After reopening boys-only high schools and generating international criticism, the Taliban stated this Tuesday, 21, that the students are not permanently banned from the Afghanistan, but still without giving dates for the return.
Taliban spokesman Zabihullah Mujahid said today that high school students will soon return to schools in Afghanistan. In the speech, he also announced the names of the remaining ministers who will make up the government (confirming that the new government will be 100% male).
“We are finalizing things and this [a volta das meninas no ensino médio] will happen as soon as possible,” the spokesman said.
The statement that authorized the reopening of schools last week did not mention girls or female teachers, effectively banning them from schools, and authorizing reopening only for men.
The international community fears a repetition of the situation registered between 1996 and 2001, during the previous Taliban regime, when women were prevented from working and studying, among other prohibitions.
Classes in Afghanistan were interrupted in August, when Taliban fighters took power and the withdrawal of foreign troops from the country was completed.
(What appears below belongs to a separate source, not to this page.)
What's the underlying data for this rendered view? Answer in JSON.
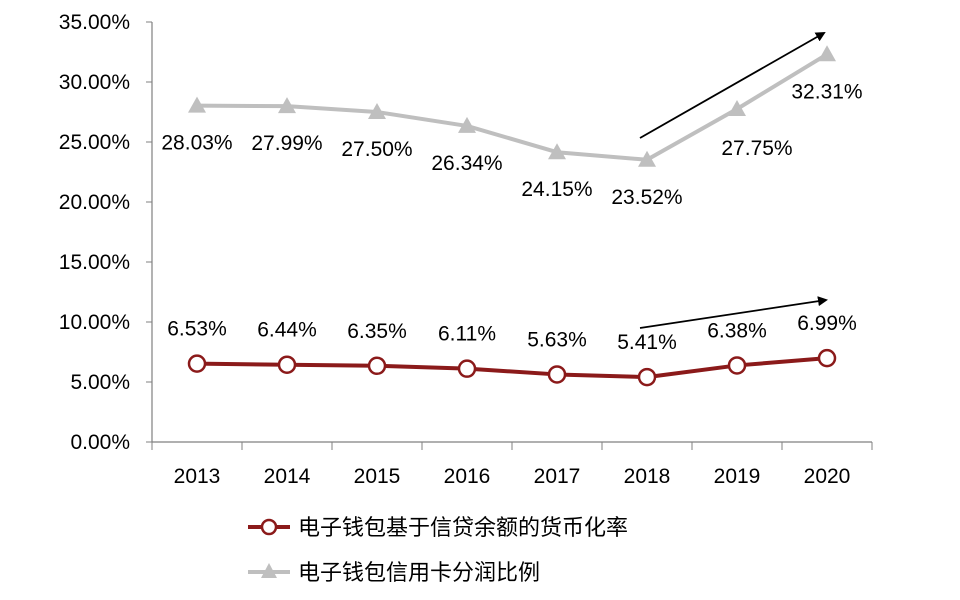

Since then, girls in elementary school and university students have returned to school, but with restrictions, starting with the separation of male students and specific clothing.
Also on Tuesday, Mujahid announced the names of ministers who still needed to complete the government. On September 7, the Taliban had announced most of the new Executive, made up of historic leaders of the radical Islamist movement.
The government is made up only of men and there is no ministry dedicated to women—the government toppled by the Taliban had a ministerial portfolio dedicated to the issue.
The spokesman stated that this is a transitional government that will be strengthened in the future.
In addition, he assured that the Taliban has the funds to pay civil servants, but “it needs time”. Many workers have complained in the country’s streets in recent days because they have not received payments for at least two months.
With the banks without liquidity and the economy in deep crisis, accentuated by the war, the country could reach a scenario of 70% of the population in poverty.